Here's Nicholas Kristof using his ass to nudge toward the reader what Kristof wants him to believe is the truth about healthcare: <link>, but what is, in fact, the truth about the journalist's relationship to those who provide him with freebees that few others, certainly not those at the FTC, naturally connect to payola: tax breaks.
It's tempting to laud Kristof for proposing that all the members of Congress be threatened with something (in this case, random selection). It's also Mengele-like. And Kristof proposes anything at all for those with less than he only because he's cornered by those with less than he. This particular proposal represents for Kristof the least injurious thing he can do to those to whom he is beholden. It doesn't hurt that such injuries as those Kristof would cause to some members of Congress, being random, will be democratic.

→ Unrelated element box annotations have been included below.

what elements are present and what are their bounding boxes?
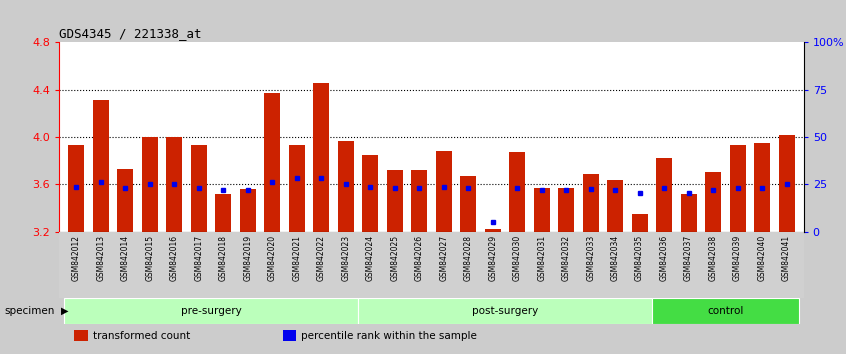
Bar	[583, 174, 599, 232]
Bar	[652, 298, 799, 324]
Bar	[681, 194, 696, 232]
Text: GSM842015: GSM842015	[146, 235, 154, 281]
Text: percentile rank within the sample: percentile rank within the sample	[301, 331, 477, 341]
Text: GSM842039: GSM842039	[733, 235, 742, 281]
Bar	[362, 155, 378, 232]
Text: GSM842036: GSM842036	[660, 235, 668, 281]
Text: GSM842037: GSM842037	[684, 235, 693, 281]
Text: transformed count: transformed count	[93, 331, 190, 341]
Bar	[93, 101, 109, 232]
Text: specimen: specimen	[4, 306, 55, 316]
Bar	[283, 330, 296, 341]
Text: GSM842029: GSM842029	[488, 235, 497, 281]
Text: GSM842025: GSM842025	[390, 235, 399, 281]
Text: GSM842014: GSM842014	[121, 235, 129, 281]
Bar	[74, 330, 87, 341]
Bar	[729, 145, 745, 232]
Text: GSM842033: GSM842033	[586, 235, 595, 281]
Bar	[436, 151, 452, 232]
Text: GSM842016: GSM842016	[170, 235, 179, 281]
Text: GSM842030: GSM842030	[513, 235, 522, 281]
Text: GSM842026: GSM842026	[415, 235, 424, 281]
Text: GSM842031: GSM842031	[537, 235, 547, 281]
Text: GSM842041: GSM842041	[782, 235, 791, 281]
Text: GSM842012: GSM842012	[72, 235, 81, 281]
Text: GSM842022: GSM842022	[316, 235, 326, 281]
Text: GSM842013: GSM842013	[96, 235, 106, 281]
Bar	[607, 179, 624, 232]
Bar	[69, 145, 85, 232]
Bar	[64, 298, 358, 324]
Text: control: control	[707, 306, 744, 316]
Bar	[778, 135, 794, 232]
Text: GSM842018: GSM842018	[219, 235, 228, 281]
Bar	[411, 170, 427, 232]
Text: GDS4345 / 221338_at: GDS4345 / 221338_at	[59, 27, 201, 40]
Bar	[358, 298, 652, 324]
Text: GSM842028: GSM842028	[464, 235, 473, 281]
Bar	[167, 137, 182, 232]
Text: GSM842035: GSM842035	[635, 235, 644, 281]
Bar	[460, 176, 476, 232]
Bar	[338, 141, 354, 232]
Text: GSM842034: GSM842034	[611, 235, 619, 281]
Text: GSM842040: GSM842040	[757, 235, 766, 281]
Bar	[558, 188, 574, 232]
Text: GSM842020: GSM842020	[268, 235, 277, 281]
Text: GSM842023: GSM842023	[341, 235, 350, 281]
Text: GSM842021: GSM842021	[292, 235, 301, 281]
Text: post-surgery: post-surgery	[472, 306, 538, 316]
Bar	[534, 188, 550, 232]
Bar	[239, 189, 255, 232]
Bar	[632, 214, 647, 232]
Bar	[313, 83, 329, 232]
Bar	[264, 93, 280, 232]
Text: ▶: ▶	[61, 306, 69, 316]
Bar	[387, 170, 403, 232]
Bar	[288, 145, 305, 232]
Text: pre-surgery: pre-surgery	[181, 306, 241, 316]
Text: GSM842027: GSM842027	[439, 235, 448, 281]
Text: GSM842038: GSM842038	[709, 235, 717, 281]
Bar	[118, 169, 134, 232]
Bar	[142, 137, 158, 232]
Text: GSM842019: GSM842019	[244, 235, 252, 281]
Bar	[191, 145, 206, 232]
Bar	[509, 152, 525, 232]
Text: GSM842024: GSM842024	[365, 235, 375, 281]
Bar	[754, 143, 770, 232]
Bar	[656, 158, 672, 232]
Bar	[485, 229, 501, 232]
Text: GSM842032: GSM842032	[562, 235, 571, 281]
Text: GSM842017: GSM842017	[195, 235, 203, 281]
Bar	[216, 194, 231, 232]
Bar	[705, 172, 721, 232]
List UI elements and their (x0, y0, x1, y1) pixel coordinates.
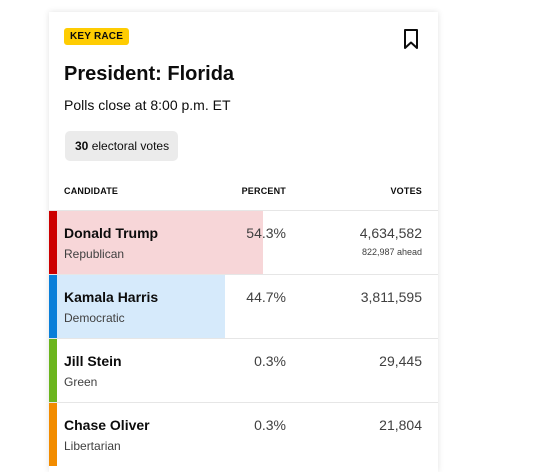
race-title: President: Florida (64, 63, 235, 85)
candidate-row-stein: Jill Stein Green 0.3% 29,445 (49, 338, 438, 402)
candidate-name: Donald Trump (64, 225, 159, 241)
electoral-votes-count: 30 (75, 139, 89, 153)
candidate-name: Chase Oliver (64, 417, 150, 433)
candidate-votes: 4,634,582 (359, 225, 422, 241)
electoral-votes-label: electoral votes (91, 139, 170, 153)
header-votes: VOTES (390, 186, 422, 196)
party-color-stripe (49, 211, 57, 274)
header-percent: PERCENT (241, 186, 286, 196)
results-table-body: Donald Trump Republican 54.3% 4,634,582 … (49, 210, 438, 466)
candidate-votes: 29,445 (379, 353, 422, 369)
candidate-votes: 21,804 (379, 417, 422, 433)
candidate-party: Democratic (64, 311, 125, 325)
candidate-row-oliver: Chase Oliver Libertarian 0.3% 21,804 (49, 402, 438, 466)
polls-close-text: Polls close at 8:00 p.m. ET (64, 97, 231, 113)
bookmark-icon[interactable] (402, 28, 420, 50)
results-table-header: CANDIDATE PERCENT VOTES (64, 186, 422, 198)
party-color-stripe (49, 403, 57, 466)
key-race-badge: KEY RACE (64, 28, 130, 45)
vote-share-bar (57, 211, 263, 274)
candidate-party: Libertarian (64, 439, 121, 453)
candidate-party: Green (64, 375, 98, 389)
electoral-votes-pill: 30 electoral votes (65, 131, 179, 161)
party-color-stripe (49, 339, 57, 402)
party-color-stripe (49, 275, 57, 338)
candidate-party: Republican (64, 247, 125, 261)
race-card: KEY RACE President: Florida Polls close … (49, 12, 438, 472)
candidate-row-harris: Kamala Harris Democratic 44.7% 3,811,595 (49, 274, 438, 338)
candidate-percent: 54.3% (246, 225, 286, 241)
candidate-name: Kamala Harris (64, 289, 159, 305)
candidate-row-trump: Donald Trump Republican 54.3% 4,634,582 … (49, 210, 438, 274)
candidate-percent: 0.3% (254, 417, 286, 433)
candidate-votes: 3,811,595 (360, 289, 422, 305)
candidate-percent: 0.3% (254, 353, 286, 369)
candidate-lead-margin: 822,987 ahead (361, 247, 422, 257)
vote-share-bar (57, 275, 225, 338)
candidate-percent: 44.7% (246, 289, 286, 305)
header-candidate: CANDIDATE (64, 186, 119, 196)
candidate-name: Jill Stein (64, 353, 122, 369)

Slate's own Tim Noah, never cornered, has been doing for a long time, in Prescriptions, what Kristof would do in today's NYT. It's Noah's considered opinion that the reader's problem is that he doesn't know to a sufficient degree or in fine-enough detail what it is that causes him to be on the lowest rungs of the economic ladder (and marked not in ink but still for death). Too compassionate to list and to describe for the reader any of the many wondrous and beauteous things being enjoyed by the wealthy at the expense of the poor, Noah employs symbols--dollar amounts, many a professional's favorite euphemism--when explaining to the reader his sad condition.
Mengele (or any pro-Iraq War member of Congress [and today that would be 100% of them]), employing Noah's methods, would've gotten nowhere.